MOSTRA MERCATO INTERNAZIONALE DELL'ANTIQUARIATO
Florence, Palazzo Corsini - From 30th September to 9th October
The Mostra Internazionale dell'Antiquariato of Palazzo Strozzi was launched in 1959, after which it was held every two years in the prestigious premises of Palazzo Strozzi up to 1993.
The Fair was the brainchild of Luigi Bellini Sr., designed to attract to Florence the very best in the international antiques world, and it established itself by offering the finest range of choice in the collecting and antiques sector.

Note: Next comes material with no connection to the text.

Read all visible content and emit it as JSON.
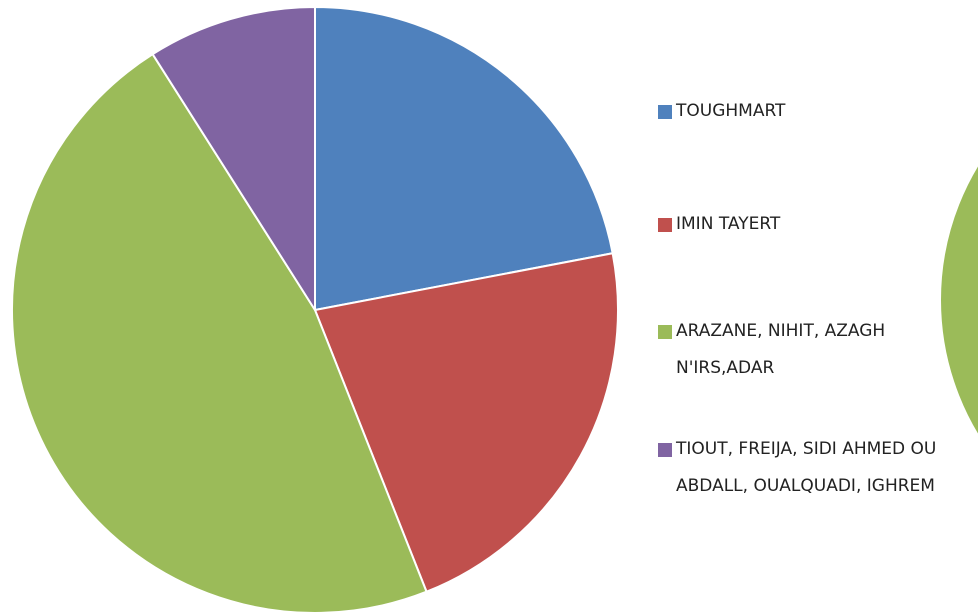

The overwhelming success of the first exhibition, and of those which followed (in 1973 – the 8th Biennale – notched up the exceptional figure of over 122,000 paying visitors), marked the start of a market season increasingly oriented towards the Antiques Fairs. The originality of the idea, accompanied by an astute selection of the antiquarians, transformed the Fair into a cultural and fashionable event that could not be missed, to the extent that the Florentine Fair was visited both by the members of the international jet set and by a crowd avid for curiosities, knowledge and marvels.

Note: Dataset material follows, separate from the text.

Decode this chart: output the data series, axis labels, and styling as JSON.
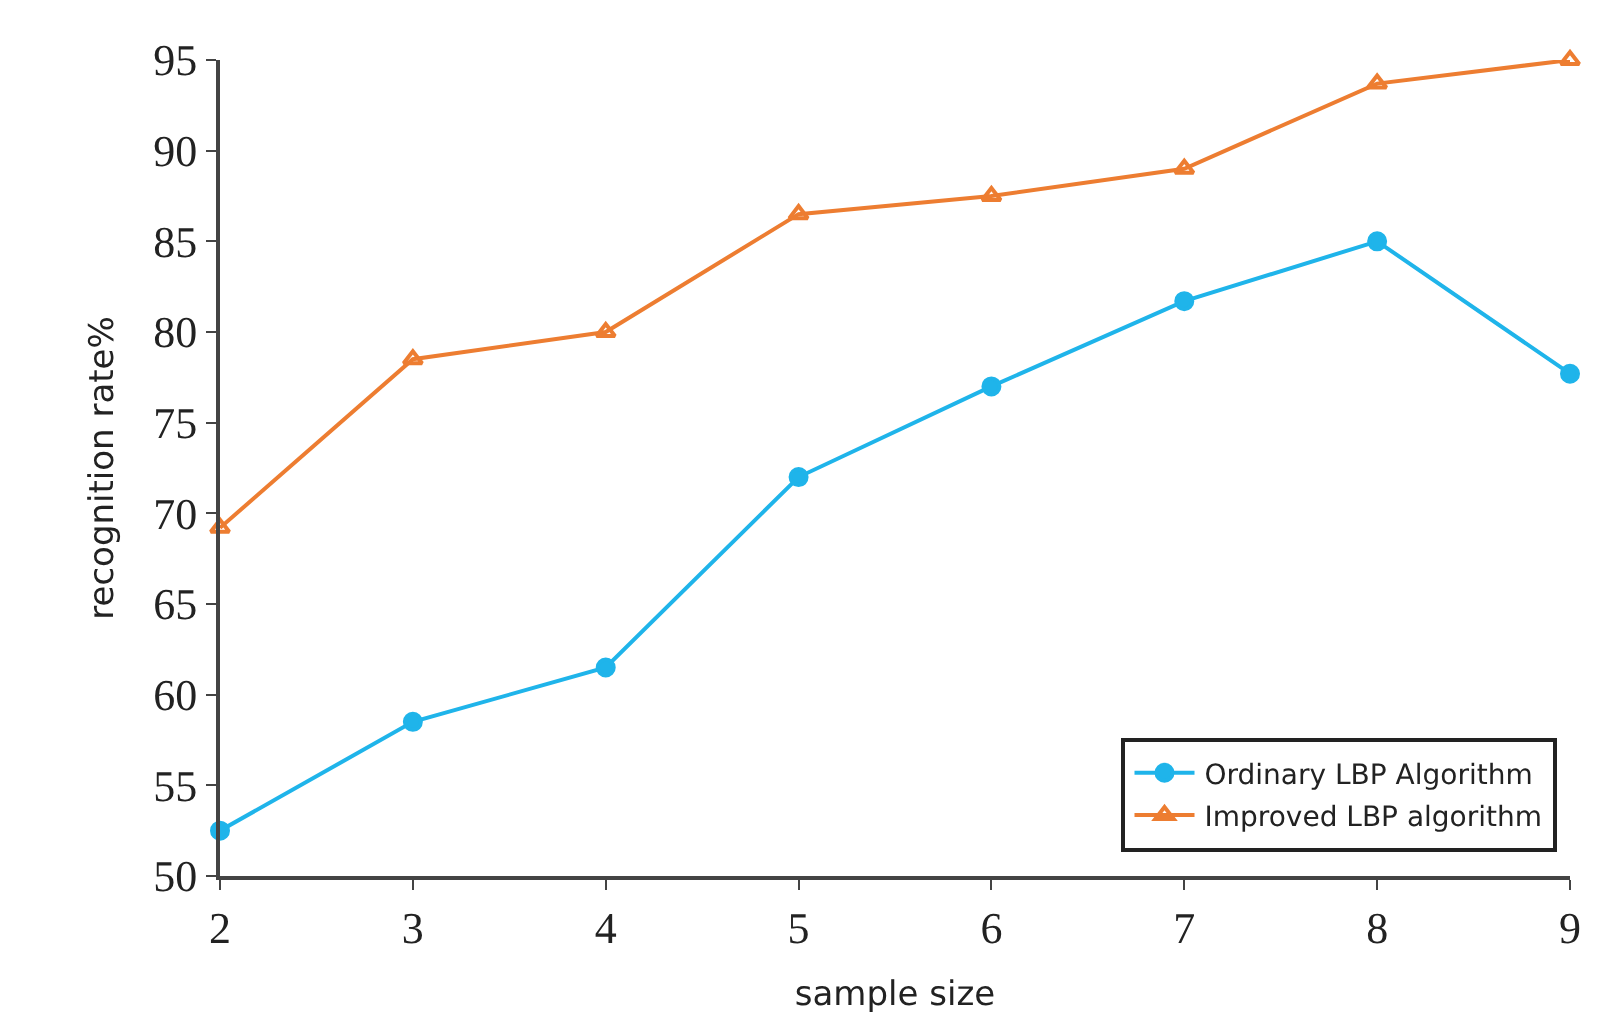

The international triumph was triggered by the fact that it was held in Florence, a city always close to the heart of the international world, and in one of the historically most famous and important Palazzi in the city; beyond this it was also accompanied for the entire duration (the early Fairs went on for one month) by a series of highly attractive cultural and society events. In line with the new demands of the market, the duration of the Fair has been modified over time, up to the current nine days.
The difficulties in the utilisation of Palazzo Strozzi, since adaptation work was being carried out, meant that in 1977 the antiquarians had to move to Palazzo Giuntini (now the Grand Hotel), after which they returned to the original site up to 1993.

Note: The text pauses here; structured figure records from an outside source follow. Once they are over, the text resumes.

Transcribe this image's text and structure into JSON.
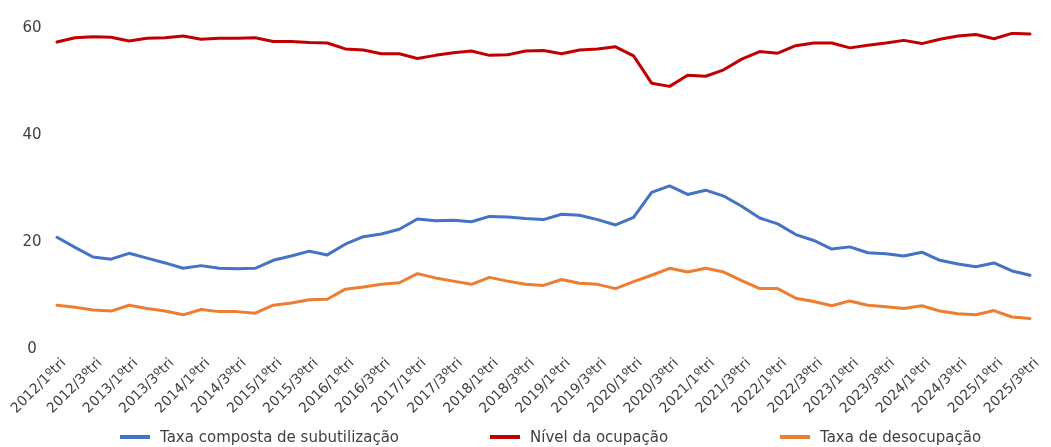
{
  "chart_data": {
    "type": "line",
    "categories": [
      "2012/1ºtri",
      null,
      "2012/3ºtri",
      null,
      "2013/1ºtri",
      null,
      "2013/3ºtri",
      null,
      "2014/1ºtri",
      null,
      "2014/3ºtri",
      null,
      "2015/1ºtri",
      null,
      "2015/3ºtri",
      null,
      "2016/1ºtri",
      null,
      "2016/3ºtri",
      null,
      "2017/1ºtri",
      null,
      "2017/3ºtri",
      null,
      "2018/1ºtri",
      null,
      "2018/3ºtri",
      null,
      "2019/1ºtri",
      null,
      "2019/3ºtri",
      null,
      "2020/1ºtri",
      null,
      "2020/3ºtri",
      null,
      "2021/1ºtri",
      null,
      "2021/3ºtri",
      null,
      "2022/1ºtri",
      null,
      "2022/3ºtri",
      null,
      "2023/1ºtri",
      null,
      "2023/3ºtri",
      null,
      "2024/1ºtri",
      null,
      "2024/3ºtri",
      null,
      "2025/1ºtri",
      null,
      "2025/3ºtri"
    ],
    "series": [
      {
        "name": "Taxa composta de subutilização",
        "color": "#4472c4",
        "values": [
          20.7,
          18.8,
          17.0,
          16.6,
          17.7,
          16.8,
          15.9,
          14.9,
          15.4,
          14.9,
          14.8,
          14.9,
          16.4,
          17.2,
          18.1,
          17.4,
          19.4,
          20.8,
          21.3,
          22.2,
          24.1,
          23.8,
          23.9,
          23.6,
          24.6,
          24.5,
          24.2,
          24.0,
          25.0,
          24.8,
          24.0,
          23.0,
          24.4,
          29.1,
          30.3,
          28.7,
          29.5,
          28.4,
          26.5,
          24.3,
          23.2,
          21.2,
          20.1,
          18.5,
          18.9,
          17.8,
          17.6,
          17.2,
          17.9,
          16.4,
          15.7,
          15.2,
          15.9,
          14.4,
          13.6
        ]
      },
      {
        "name": "Nível da ocupação",
        "color": "#c00000",
        "values": [
          57.2,
          58.0,
          58.2,
          58.1,
          57.4,
          57.9,
          58.0,
          58.3,
          57.7,
          57.9,
          57.9,
          58.0,
          57.3,
          57.3,
          57.1,
          57.0,
          55.9,
          55.7,
          55.0,
          55.0,
          54.1,
          54.7,
          55.2,
          55.5,
          54.7,
          54.8,
          55.5,
          55.6,
          55.0,
          55.7,
          55.9,
          56.3,
          54.6,
          49.5,
          48.9,
          51.0,
          50.8,
          52.0,
          54.0,
          55.4,
          55.1,
          56.5,
          57.0,
          57.0,
          56.1,
          56.6,
          57.0,
          57.5,
          56.9,
          57.7,
          58.3,
          58.6,
          57.8,
          58.8,
          58.7
        ]
      },
      {
        "name": "Taxa de desocupação",
        "color": "#ed7d31",
        "values": [
          8.0,
          7.6,
          7.1,
          6.9,
          8.0,
          7.4,
          6.9,
          6.2,
          7.2,
          6.8,
          6.8,
          6.5,
          8.0,
          8.4,
          9.0,
          9.1,
          11.0,
          11.4,
          11.9,
          12.2,
          13.9,
          13.1,
          12.5,
          11.9,
          13.2,
          12.5,
          11.9,
          11.7,
          12.8,
          12.1,
          11.9,
          11.1,
          12.4,
          13.6,
          14.9,
          14.2,
          14.9,
          14.2,
          12.6,
          11.1,
          11.1,
          9.3,
          8.7,
          7.9,
          8.8,
          8.0,
          7.7,
          7.4,
          7.9,
          6.9,
          6.4,
          6.2,
          7.0,
          5.8,
          5.5
        ]
      }
    ],
    "ylim": [
      0,
      60
    ],
    "yticks": [
      0,
      20,
      40,
      60
    ],
    "legend": "bottom"
  }
}
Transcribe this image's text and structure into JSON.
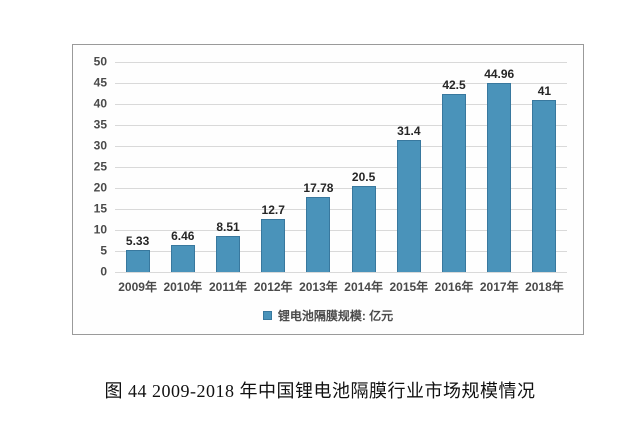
{
  "figure": {
    "caption": "图 44 2009-2018 年中国锂电池隔膜行业市场规模情况"
  },
  "legend": {
    "label": "锂电池隔膜规模: 亿元"
  },
  "colors": {
    "bar_fill": "#4a93ba",
    "bar_edge": "#38789e",
    "gridline": "#d9d9d9",
    "chart_border": "#9a9a9a",
    "axis_text": "#4a4a4a",
    "label_text": "#262626"
  },
  "chart_data": {
    "type": "bar",
    "title": "",
    "xlabel": "",
    "ylabel": "",
    "categories": [
      "2009年",
      "2010年",
      "2011年",
      "2012年",
      "2013年",
      "2014年",
      "2015年",
      "2016年",
      "2017年",
      "2018年"
    ],
    "values": [
      5.33,
      6.46,
      8.51,
      12.7,
      17.78,
      20.5,
      31.4,
      42.5,
      44.96,
      41
    ],
    "value_labels": [
      "5.33",
      "6.46",
      "8.51",
      "12.7",
      "17.78",
      "20.5",
      "31.4",
      "42.5",
      "44.96",
      "41"
    ],
    "series_name": "锂电池隔膜规模: 亿元",
    "ylim": [
      0,
      50
    ],
    "ytick_step": 5,
    "grid": true,
    "legend_position": "bottom"
  }
}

We should recall the memorable Biennale of 1987, when Guido Bartolozzi took over from the Bellini brothers as the General Secretary.
Nevertheless, when Palazzo Strozzi became definitively unavailable, in 1995 the Fair had to be moved to the Palazzo degli Affari, a fine building designed by Spadolini, but entirely unsuitable for an antiquarian fair of the level of the Florentine Biennale. The following two Biennali (1997 1999) were held in Palazzo Corsini sull'Arno; however, despite the efforts, the commitment and the utilisation of this highly evocative Palazzo, the results failed to come up the level of what was happening elsewhere in Europe.
In the first place the Palazzo Corsini Fair decided to alter the display image, entrusting the direction to Pier Luigi Pizzi, who brought about a masterpiece of restyling for the exhibition of 2001, with the introduction of a new pavilion in the entrance courtyard of the Palazzo. Beyond this, the major concern of the new Secretary was to maintain the international dimension of the Biennale, not only in terms of the participation of foreign merchants, but by enabling the Italian antiquarians to enjoy the same rights as their foreign colleagues, offering them a prior inspection of the works on display so that they could be provided with export licences before the start of the Fair. In this regard we have to express our most heartfelt thanks to the Director General Mario Serio, and also to the Commissioner of the Polo Museale Fiorentino, Antonio Paolucci, and to Angelo Tartuferi Director of the Export Office.
Despite the dramatic events which rocked the western economy following the attack on the Twin Towers just a few days before, the results of this reborn Biennale became rapidly evident.
Already in the 2001 edition antiquarians who had for some years deserted the Florence Biennale had returned to the Palazzo on the banks of the Arno. The response from the collecting sphere was of comforting optimism.
In the 2003 edition the reacquired prestige was consolidated in the ongoing requests from both Italian and foreign exhibitors who were highly desirous of exhibiting in Florence.
The by now certain attendance of a considerable number of foreign firms, as well as the extreme guarantee of excellence which we have indicated as desirable, also ensures the indispensable percentage necessary for qualification as an international Fair. And that Florence should not have to renounce this definition is demonstrated by the analysis of the facts: historically, Florence has a cosmopolitan vocation which has always enriched it in cultural and economic terms, making it the centre of the world.
And we should not overlook the fact that there are nearly 30,000 people who find employment in the world of the Art market and its allied industries, a heritage of the city and the Region which has to be maintained and protected. Nor should we overlook the inaugural evening which is scheduled to be well worthy of the event, and through which the Fair manages to offer the restoration of important works of art housed in Florentine museums, continuing what is by now a consolidated tradition.
Premise: Palazzo Corsini – Lungarno Corsini - Firenze, Italy
Dates and opening hours: From 30th September to 9th October.